In his current project at a big Dutch bank Yatish works with the domain driven design (DDD) approach, which is in fact an architectural design pattern, and it helps to keep bad data away. Yatish: ‘As an example I like you to think of a bank where there are individuals and organizations as entities and there is always a relationship between them. So in creating features in your domain you always have to consider what happens to the relationship between the entities. A customer of the bank is deceased and before you start deleting this person in the database you have to think whether there are other entities related to that person or not. You can’t close something without considering all the implications of it.’
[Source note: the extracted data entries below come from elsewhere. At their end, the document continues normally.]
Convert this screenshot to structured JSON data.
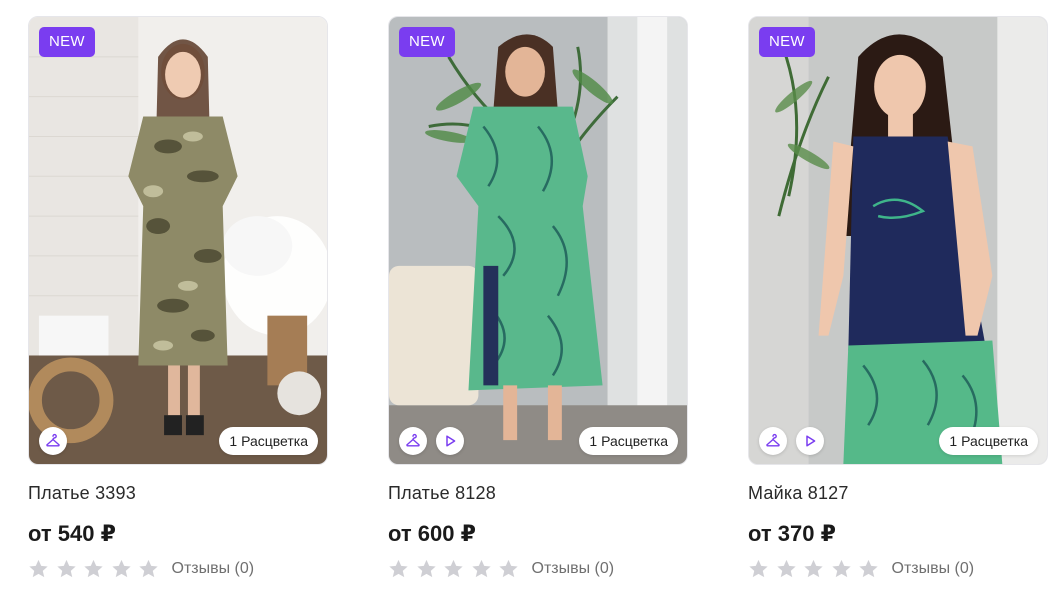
{
  "colors": {
    "badge_bg": "#7a3df0",
    "icon_accent": "#7a3df0",
    "star_empty": "#cfcfd4"
  },
  "products": [
    {
      "badge": "NEW",
      "name": "Платье 3393",
      "price": "от 540 ₽",
      "colors_label": "1 Расцветка",
      "reviews_label": "Отзывы (0)",
      "has_video": false,
      "stars_filled": 0
    },
    {
      "badge": "NEW",
      "name": "Платье 8128",
      "price": "от 600 ₽",
      "colors_label": "1 Расцветка",
      "reviews_label": "Отзывы (0)",
      "has_video": true,
      "stars_filled": 0
    },
    {
      "badge": "NEW",
      "name": "Майка 8127",
      "price": "от 370 ₽",
      "colors_label": "1 Расцветка",
      "reviews_label": "Отзывы (0)",
      "has_video": true,
      "stars_filled": 0
    }
  ]
}
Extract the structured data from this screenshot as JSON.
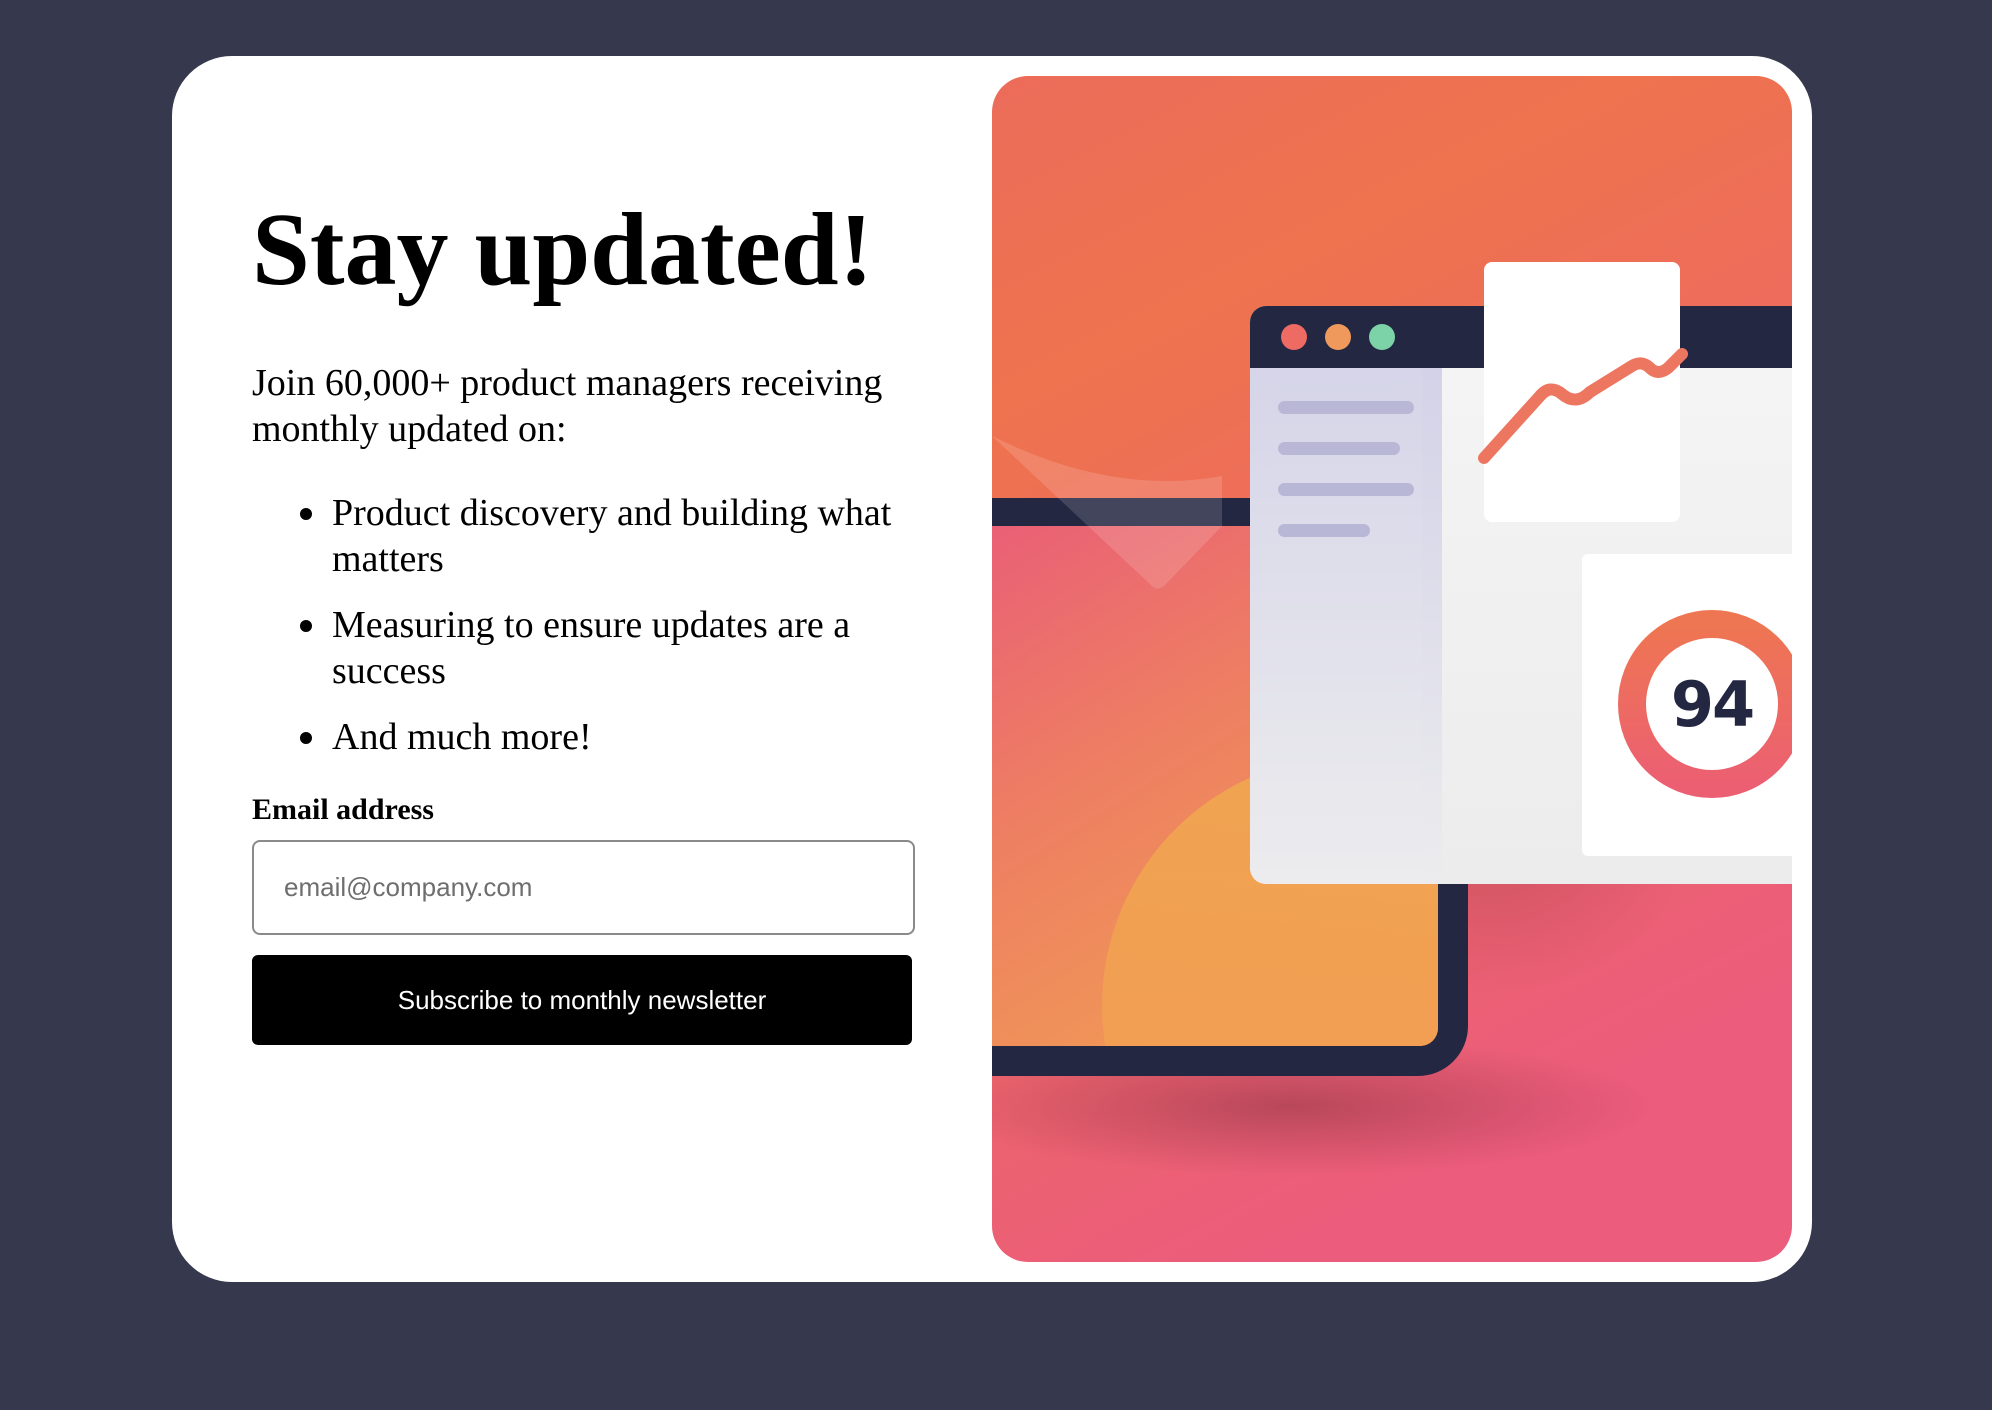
{
  "signup": {
    "title": "Stay updated!",
    "intro": "Join 60,000+ product managers receiving monthly updated on:",
    "features": [
      "Product discovery and building what matters",
      "Measuring to ensure updates are a success",
      "And much more!"
    ],
    "email_label": "Email address",
    "email_placeholder": "email@company.com",
    "subscribe_label": "Subscribe to monthly newsletter"
  },
  "illustration": {
    "score": "94",
    "window_dots": [
      "red-dot",
      "orange-dot",
      "green-dot"
    ]
  },
  "colors": {
    "page_background": "#36384d",
    "card_background": "#ffffff",
    "button_background": "#000000",
    "illustration_gradient_top": "#ed7350",
    "illustration_gradient_bottom": "#ec5c7b",
    "device_frame": "#242742",
    "score_ring": "#ed6a5a"
  }
}
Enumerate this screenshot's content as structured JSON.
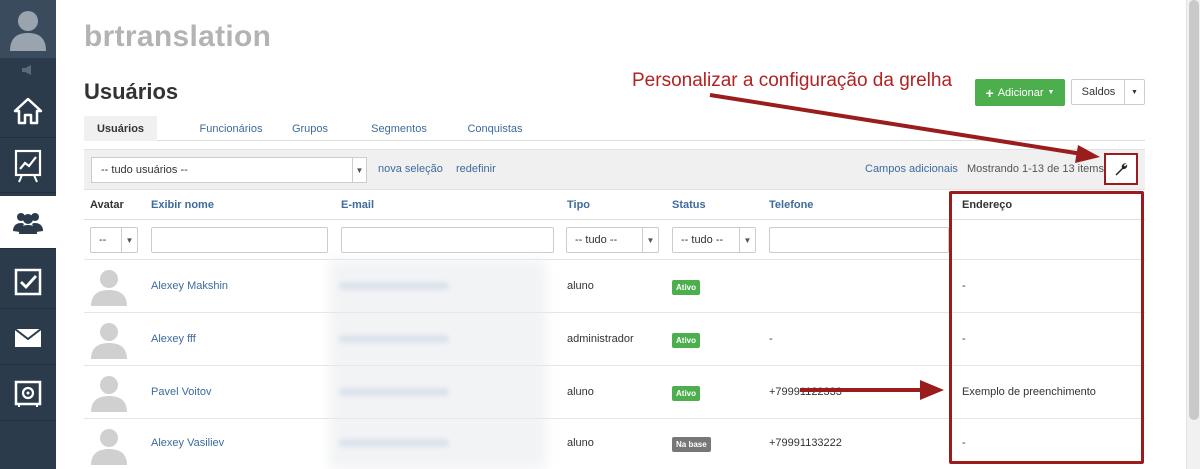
{
  "app_title": "brtranslation",
  "page_title": "Usuários",
  "annotation": {
    "text": "Personalizar a configuração da grelha",
    "color": "#b22222"
  },
  "header_buttons": {
    "add_label": "Adicionar",
    "saldos_label": "Saldos"
  },
  "tabs": [
    {
      "label": "Usuários",
      "active": true
    },
    {
      "label": "Funcionários"
    },
    {
      "label": "Grupos"
    },
    {
      "label": "Segmentos"
    },
    {
      "label": "Conquistas"
    }
  ],
  "filterbar": {
    "user_select_value": "-- tudo usuários --",
    "new_selection": "nova seleção",
    "reset": "redefinir",
    "extra_fields": "Campos adicionais",
    "showing": "Mostrando 1-13 de 13 items."
  },
  "columns": {
    "avatar": "Avatar",
    "name": "Exibir nome",
    "email": "E-mail",
    "type": "Tipo",
    "status": "Status",
    "phone": "Telefone",
    "address": "Endereço"
  },
  "column_filters": {
    "avatar": "--",
    "type": "-- tudo --",
    "status": "-- tudo --"
  },
  "rows": [
    {
      "name": "Alexey Makshin",
      "type": "aluno",
      "status": "Ativo",
      "status_color": "green",
      "phone": "",
      "address": "-"
    },
    {
      "name": "Alexey fff",
      "type": "administrador",
      "status": "Ativo",
      "status_color": "green",
      "phone": "-",
      "address": "-"
    },
    {
      "name": "Pavel Voitov",
      "type": "aluno",
      "status": "Ativo",
      "status_color": "green",
      "phone": "+79991122333",
      "address": "Exemplo de preenchimento"
    },
    {
      "name": "Alexey Vasiliev",
      "type": "aluno",
      "status": "Na base",
      "status_color": "gray",
      "phone": "+79991133222",
      "address": "-"
    }
  ],
  "colors": {
    "sidebar": "#2b3b4c",
    "link": "#3d6b9e",
    "success": "#4cae4c",
    "annotation_red": "#9b1c1c"
  }
}
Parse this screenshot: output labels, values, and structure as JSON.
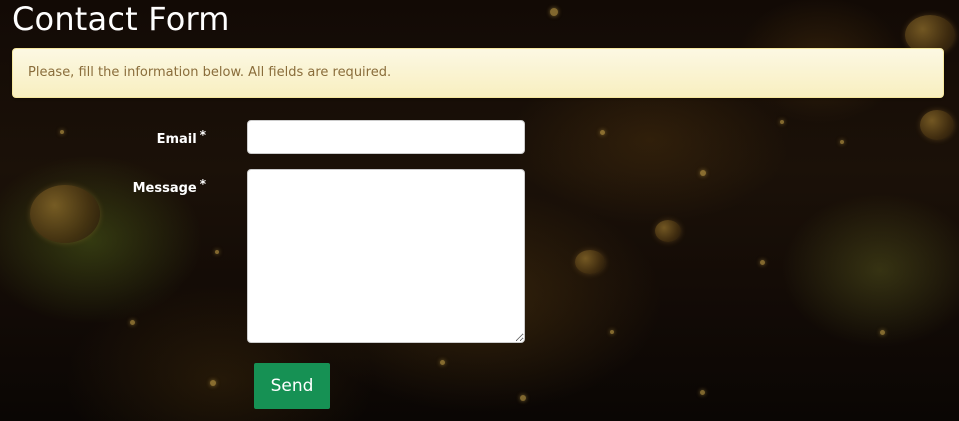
{
  "page": {
    "title": "Contact Form"
  },
  "notice": {
    "text": "Please, fill the information below. All fields are required."
  },
  "form": {
    "email": {
      "label": "Email",
      "required_mark": "*",
      "value": ""
    },
    "message": {
      "label": "Message",
      "required_mark": "*",
      "value": ""
    },
    "send_label": "Send"
  },
  "colors": {
    "notice_background": "#fcf8e3",
    "notice_text": "#8a6d3b",
    "send_button": "#169154",
    "title_text": "#ffffff"
  }
}
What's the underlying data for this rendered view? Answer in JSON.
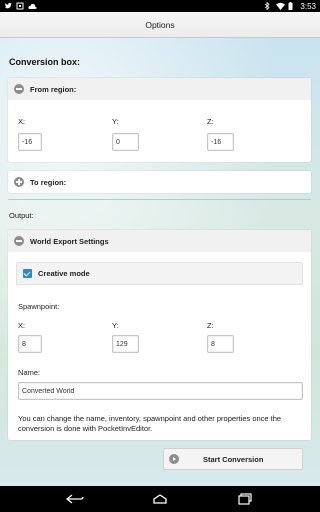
{
  "status_bar": {
    "time": "3:53",
    "left_icons": [
      "twitter-icon",
      "notification-icon",
      "cloud-icon"
    ],
    "right_icons": [
      "bluetooth-icon",
      "wifi-icon",
      "battery-icon"
    ]
  },
  "header": {
    "title": "Options"
  },
  "conversion_box": {
    "title": "Conversion box:",
    "from_region": {
      "label": "From region:",
      "x_label": "X:",
      "x_value": "-16",
      "y_label": "Y:",
      "y_value": "0",
      "z_label": "Z:",
      "z_value": "-16"
    },
    "to_region": {
      "label": "To region:"
    }
  },
  "output": {
    "title": "Output:",
    "world_export": {
      "label": "World Export Settings",
      "creative_mode_label": "Creative mode",
      "creative_mode_checked": true,
      "spawnpoint_label": "Spawnpoint:",
      "x_label": "X:",
      "x_value": "8",
      "y_label": "Y:",
      "y_value": "129",
      "z_label": "Z:",
      "z_value": "8",
      "name_label": "Name:",
      "name_value": "Converted World",
      "info_text": "You can change the name, inventory, spawnpoint and other properties once the conversion is done with PocketInvEditor."
    }
  },
  "start_button_label": "Start Conversion",
  "nav_bar": {
    "buttons": [
      "back-icon",
      "home-icon",
      "recents-icon"
    ]
  },
  "colors": {
    "accent": "#2f86c8",
    "icon_gray": "#8d8d8d"
  }
}
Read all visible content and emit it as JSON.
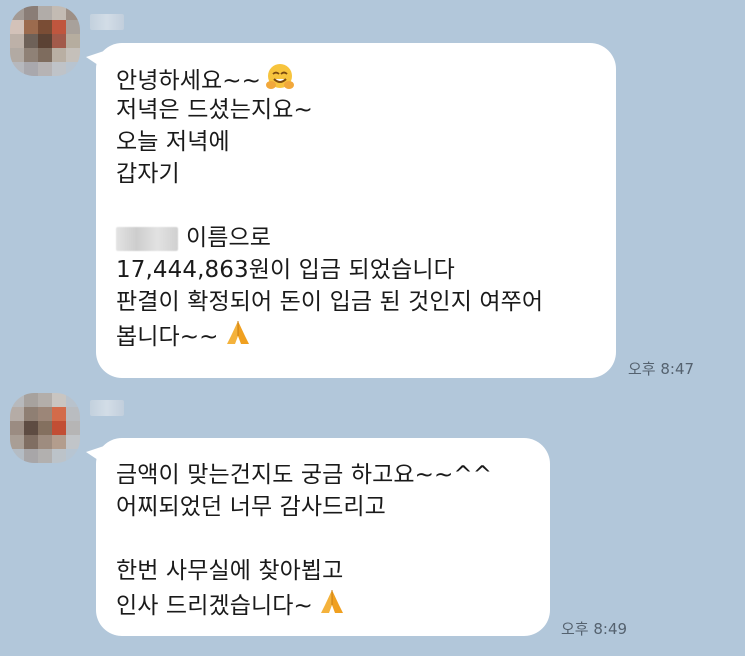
{
  "messages": [
    {
      "lines_before": [
        "안녕하세요~~",
        "저녁은 드셨는지요~",
        "오늘 저녁에",
        "갑자기"
      ],
      "greeting_emoji": "smiling-face-with-hugging-hands-icon",
      "name_suffix": "이름으로",
      "lines_after": [
        "17,444,863원이 입금 되었습니다",
        "판결이 확정되어 돈이 입금 된 것인지 여쭈어"
      ],
      "closing_line": "봅니다~~",
      "closing_emoji": "folded-hands-icon",
      "time": "오후 8:47"
    },
    {
      "lines": [
        "금액이 맞는건지도 궁금 하고요~~^^",
        "어찌되었던 너무 감사드리고"
      ],
      "lines_after": [
        "한번 사무실에 찾아뵙고"
      ],
      "closing_line": "인사 드리겠습니다~",
      "closing_emoji": "folded-hands-icon",
      "time": "오후 8:49"
    }
  ],
  "colors": {
    "background": "#b2c7da",
    "bubble": "#ffffff",
    "text": "#1a1a1a",
    "time": "#55626f"
  }
}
According to Yatish you always have to keep the whole picture in mind. ‘If you only focus on what is necessary to close that particular feature, the result can be that the domain data becomes inconsistent. In ING we had a lot of this bad data in our system which gave our customers unexpected errors. Because of that we had to do a lot of defending programming and to develop software to take care of that problem. That is why we chose the domain first development approach where you cannot create an invalid object. Ofcourse you start to define your domain first, even before you write any exposing service for your customer. This domain is a good piece of architecture pattern with multiple layers. It does not start on the outside, like when you peel an onion but you have a small piece first and then put layers on it. The first focus will be that data which comes in should fit in my domain and must be tested as well because the domain should be solid as a rock.’
To start a domain first approach you have to build blocks for valid objects. Yatish: ‘To stay with the example of the bank. In the domain it should be clear that the person comes from a valid country and has a valid name before you create any other feature. It is always a challenge to keep bad data away. This kind of architecture is useful everywhere. And if a company grows bigger it is always a struggle to keep good track of the functioning and the domain first approach is a big help then. It does not require a special technology or language, it is language agnostic. Think of it as just an architectural design pattern. Another example: If we think of a tree, you are not concerned with the leaves but start with the whole of the tree first, your domain. Otherwise said: It comes from the inside and goes to the outside. It is a sort of paradigm shift, a conceptual thing and some developers need time to get used to it because they are always busy on the consumer side or want to test things. In the new approach they have to define their domain first and every object should be validated.’